Manchester Country Club has a Unique History


In the 1960's, increased demand for golf posed a problem for the Manchester area’s innkeepers and residents. The only course that could be played on a daily fee basis was the Equinox Links, which the hotel management would close to public play whenever they booked a large convention. At the same time, individuals acquiring either retirement or vacation homes encountered full memberships at the private clubs.

In the mid 1960's, the owners of several area lodging properties began to consider whether a new golf facility might be developed, one at which they could assure access for their vacationing guests as well as membership for local residents. Invitations for a series of planning meetings were extended to all that were interested in golf to see if the combination of play by lodge guests and by local residents would make a third course in Manchester feasible.

Two early developments were crucial in what proved to be the successful launching of the Manchester Country Club. The planning committee established close ties with the National Golf Foundation (NGF), an organization whose primary goal is to assist in the sound development of new golf facilities. The NGF referred the group to Geoffrey Cornish of Amherst, Massachusetts, a golf course architect of long excellent reputation who at that time was also serving as President of the American Society of Golf Course Architects.

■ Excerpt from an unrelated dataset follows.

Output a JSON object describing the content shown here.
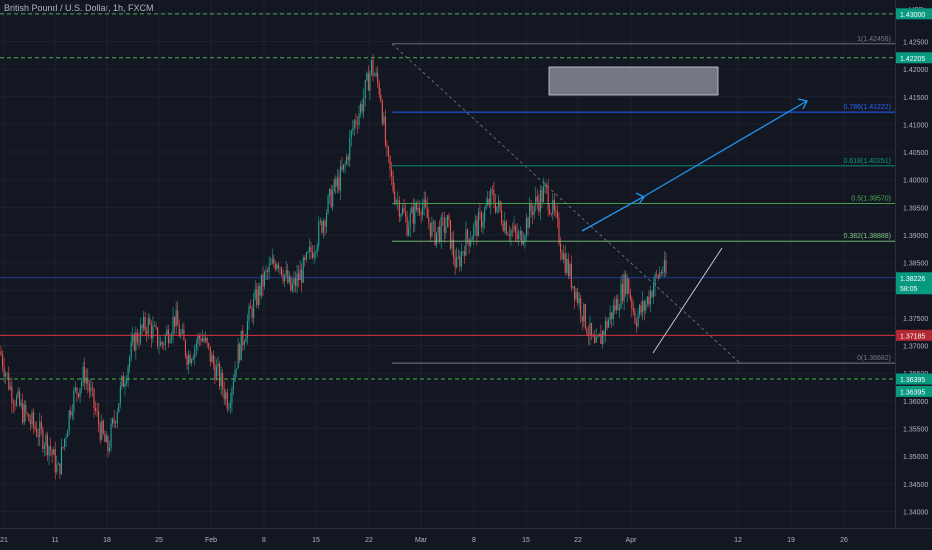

At about this time, an option became available on 165 acres of the former “Senecal Farm”, the present site of Manchester Country Club, which Cornish viewed as very suitable for a first class 18 hole golf course.

The front nine was opened for play on May 29, 1970 with a member cookout and an inaugural first shot by Robert Brewster. Meanwhile work continued on the back nine with play on the full 18 holes commencing on July 3, 1970. Throughout the effort to launch the Manchester Country Club there was heartening cooperation and assistance from both the membership and the community at large.

By the early 1980's, the club was flourishing with a membership mix of full time residents, summer residents and second homeowners. The members’ needs had outgrown the original modest clubhouse, and a major expansion of the kitchen, dining facilities, locker rooms and golf shop was approved by the members.

In 1999, Manchester Country Club had agronomic evaluations of the golf course conducted by the U.S.G.A. and golf course architects Steve Durkee and Geoffrey Cornish. The committee presented its recommendations to the Board and the membership in the summer of 2000 and the members approved a full renovation of the back nine. Off-course work began in mid-summer 2001, with the back nine closing and reconstruction beginning immediately after Labor Day. Years earlier, the Club had purchased an adjoining 34-acre parcel that allowed for the lengthening and relocation of certain holes. Greens, tees and fairways were rebuilt, new irrigation was installed and a minimum of 4 inches of topsoil was spread throughout all back nine holes.

The renovated back nine was opened in July of 2003, and has quickly been recognized as one of the finest in Northeast. The course is a fine test of golf and as a result, the Club proudly hosts some of the top events in the New England.  MCC has hosted the Men's and Women's Mid, Senior, and State Amateur Championships in recent years. Annually MCC hosts the Vermont 4-Ball Championship as well as a state Pro-Am. The Club is also home to the highly regarded men's Battle on the Battenkill and women's Sarah Hunter Invitational. MCC is excited to host the prestegious Men's Tri-State Championship in 2015. It will feature the top amateurs of Vermont, New Hampshire and Maine. 

MCC continues to thrive as a popular club for the locals, second home owners, and visitors from our inn partners. The Club offers a casual but premium expeience where golf, tennis, fine food, and most importantly camaraderie is shared by Manchester Country Club members and their guests.